Another study found that doing an intense workout for six minutes — in one-minute bursts — before a meal reduced spikes more than doing a standard, more moderate, 30-minute workout half an hour before dinner. The study’s use of intense exercise might not make it suitable for everyone. But, it might make you interested in moving a bit before meals. If you have a stretching routine or light workout you enjoy and can do from home, consider doing it right before eating your meal.
The study’s lead author Monique Francois, a doctoral student at the Univ. of Otago, said, “Dosing these small amounts of exercise before meals (particularly breakfast and dinner) may be a more time efficient way to get exercise into people’s day, rather than devoting a large chunk of the day.”
We agree! You can make it part of your day in a five-minute window instead of trying to carve out a large amount of time. Other exercise snacks can include tackling your household chores over the course of the day instead of all at once, so you get up and move.
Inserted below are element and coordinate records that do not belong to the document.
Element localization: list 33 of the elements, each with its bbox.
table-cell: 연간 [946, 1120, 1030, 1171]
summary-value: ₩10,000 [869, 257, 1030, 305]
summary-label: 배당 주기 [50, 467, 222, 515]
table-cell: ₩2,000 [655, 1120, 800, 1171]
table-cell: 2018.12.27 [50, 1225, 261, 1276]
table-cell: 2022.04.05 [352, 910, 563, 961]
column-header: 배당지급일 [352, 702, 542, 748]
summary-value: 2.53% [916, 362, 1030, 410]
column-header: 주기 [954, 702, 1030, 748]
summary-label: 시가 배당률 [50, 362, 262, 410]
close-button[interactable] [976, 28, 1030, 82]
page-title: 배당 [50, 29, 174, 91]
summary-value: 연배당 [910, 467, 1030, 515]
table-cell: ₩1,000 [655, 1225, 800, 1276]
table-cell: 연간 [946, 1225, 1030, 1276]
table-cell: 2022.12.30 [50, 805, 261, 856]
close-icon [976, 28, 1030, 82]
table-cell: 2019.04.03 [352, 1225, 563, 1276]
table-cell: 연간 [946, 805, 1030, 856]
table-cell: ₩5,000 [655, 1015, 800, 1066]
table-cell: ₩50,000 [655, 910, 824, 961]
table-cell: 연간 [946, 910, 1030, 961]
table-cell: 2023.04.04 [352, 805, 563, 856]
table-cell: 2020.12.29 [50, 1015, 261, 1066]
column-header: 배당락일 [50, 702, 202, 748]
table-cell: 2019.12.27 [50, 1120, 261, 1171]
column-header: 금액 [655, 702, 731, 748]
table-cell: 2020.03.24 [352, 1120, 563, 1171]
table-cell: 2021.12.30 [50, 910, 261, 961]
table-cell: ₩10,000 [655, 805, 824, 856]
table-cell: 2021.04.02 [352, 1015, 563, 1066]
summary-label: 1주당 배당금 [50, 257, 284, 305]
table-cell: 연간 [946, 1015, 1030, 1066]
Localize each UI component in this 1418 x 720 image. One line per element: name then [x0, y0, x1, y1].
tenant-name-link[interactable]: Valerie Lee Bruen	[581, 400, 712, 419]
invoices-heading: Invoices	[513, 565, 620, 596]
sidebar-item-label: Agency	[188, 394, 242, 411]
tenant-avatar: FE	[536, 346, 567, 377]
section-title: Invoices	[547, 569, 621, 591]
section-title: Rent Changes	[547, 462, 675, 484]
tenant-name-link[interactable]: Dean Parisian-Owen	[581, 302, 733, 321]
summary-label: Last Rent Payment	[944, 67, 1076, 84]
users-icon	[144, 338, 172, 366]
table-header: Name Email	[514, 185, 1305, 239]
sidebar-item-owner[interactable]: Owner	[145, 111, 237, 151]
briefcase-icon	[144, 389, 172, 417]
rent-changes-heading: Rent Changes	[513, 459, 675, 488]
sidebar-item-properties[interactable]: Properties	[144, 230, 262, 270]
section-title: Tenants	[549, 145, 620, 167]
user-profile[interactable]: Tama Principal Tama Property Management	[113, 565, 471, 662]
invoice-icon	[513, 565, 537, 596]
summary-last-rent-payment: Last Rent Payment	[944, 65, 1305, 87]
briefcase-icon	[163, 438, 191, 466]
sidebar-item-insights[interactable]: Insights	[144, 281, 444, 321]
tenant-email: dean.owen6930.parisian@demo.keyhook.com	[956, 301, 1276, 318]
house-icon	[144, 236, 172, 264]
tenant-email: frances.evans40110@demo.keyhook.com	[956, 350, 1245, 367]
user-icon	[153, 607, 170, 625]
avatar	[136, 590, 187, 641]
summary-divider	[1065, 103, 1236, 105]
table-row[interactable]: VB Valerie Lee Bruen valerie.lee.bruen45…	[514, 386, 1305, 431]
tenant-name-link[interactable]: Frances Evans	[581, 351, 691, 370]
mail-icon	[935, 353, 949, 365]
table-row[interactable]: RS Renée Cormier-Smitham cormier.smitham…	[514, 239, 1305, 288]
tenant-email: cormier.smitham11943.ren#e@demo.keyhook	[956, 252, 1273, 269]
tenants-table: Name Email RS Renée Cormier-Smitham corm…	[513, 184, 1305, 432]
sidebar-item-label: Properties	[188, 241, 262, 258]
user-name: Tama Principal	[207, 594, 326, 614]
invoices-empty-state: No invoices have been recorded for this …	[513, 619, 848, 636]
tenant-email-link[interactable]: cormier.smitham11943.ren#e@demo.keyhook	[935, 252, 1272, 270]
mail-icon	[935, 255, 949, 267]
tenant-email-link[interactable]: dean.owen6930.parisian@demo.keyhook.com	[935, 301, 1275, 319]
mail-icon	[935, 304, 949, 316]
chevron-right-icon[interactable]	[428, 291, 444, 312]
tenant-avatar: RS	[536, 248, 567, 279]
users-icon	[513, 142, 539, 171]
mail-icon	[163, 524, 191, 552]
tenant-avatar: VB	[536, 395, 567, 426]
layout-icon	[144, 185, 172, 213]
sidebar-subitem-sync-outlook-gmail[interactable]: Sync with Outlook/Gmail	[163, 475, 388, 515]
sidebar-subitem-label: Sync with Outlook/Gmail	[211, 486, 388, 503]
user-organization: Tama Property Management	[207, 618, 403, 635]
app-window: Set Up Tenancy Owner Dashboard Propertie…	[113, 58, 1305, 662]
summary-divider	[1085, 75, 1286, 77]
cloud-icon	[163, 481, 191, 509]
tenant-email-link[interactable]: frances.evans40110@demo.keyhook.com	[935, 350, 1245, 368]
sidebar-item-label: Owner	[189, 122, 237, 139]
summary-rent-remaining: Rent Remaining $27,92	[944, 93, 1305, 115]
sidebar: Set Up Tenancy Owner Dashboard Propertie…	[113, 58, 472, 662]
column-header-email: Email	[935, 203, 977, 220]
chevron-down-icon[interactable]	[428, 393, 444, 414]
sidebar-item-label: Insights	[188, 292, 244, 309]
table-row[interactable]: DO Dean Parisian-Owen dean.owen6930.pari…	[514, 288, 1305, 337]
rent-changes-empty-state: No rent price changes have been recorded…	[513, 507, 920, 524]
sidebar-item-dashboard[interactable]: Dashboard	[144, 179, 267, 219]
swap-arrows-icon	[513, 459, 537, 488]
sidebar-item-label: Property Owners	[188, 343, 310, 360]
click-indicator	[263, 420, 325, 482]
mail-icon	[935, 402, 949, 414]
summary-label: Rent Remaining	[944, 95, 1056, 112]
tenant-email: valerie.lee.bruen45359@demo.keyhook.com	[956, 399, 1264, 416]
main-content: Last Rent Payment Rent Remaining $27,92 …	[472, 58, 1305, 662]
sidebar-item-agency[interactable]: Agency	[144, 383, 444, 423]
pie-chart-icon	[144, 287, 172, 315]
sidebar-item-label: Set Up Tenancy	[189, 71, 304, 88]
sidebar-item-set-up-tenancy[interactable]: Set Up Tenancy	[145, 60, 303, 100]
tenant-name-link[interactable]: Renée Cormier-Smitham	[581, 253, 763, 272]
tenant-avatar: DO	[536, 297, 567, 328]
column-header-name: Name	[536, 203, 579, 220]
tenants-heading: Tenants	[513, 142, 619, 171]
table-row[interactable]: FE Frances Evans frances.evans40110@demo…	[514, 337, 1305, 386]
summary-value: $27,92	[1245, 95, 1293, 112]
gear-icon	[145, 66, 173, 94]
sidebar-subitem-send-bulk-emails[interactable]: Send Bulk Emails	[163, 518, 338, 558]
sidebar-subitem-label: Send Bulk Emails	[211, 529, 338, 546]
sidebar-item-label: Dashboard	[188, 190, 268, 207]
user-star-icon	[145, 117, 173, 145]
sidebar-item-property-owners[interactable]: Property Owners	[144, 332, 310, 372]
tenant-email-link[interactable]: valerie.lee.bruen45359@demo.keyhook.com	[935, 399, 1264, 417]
Shorter bursts of exercise are easier for many of us who aren’t in great shape. And, more and more science is showing that short workouts are beneficial. “Rather than blow off your workout because you don’t have the time or motivation for a 45- or 60-minute session, know there is good scientific evidence validating the efficacy of short workouts,” said Prof. Martin Gibala of McMaster Univ. who studies interval training.
His research suggests that it’s not about doing a workout all at once but collecting your actions over time. “The most important thing for most individuals is not the workout itself, it’s how much they move,” said Prof. Gibala. “Keep the big picture in mind: however you can accumulate your ideally 150 minutes a week, it all counts.”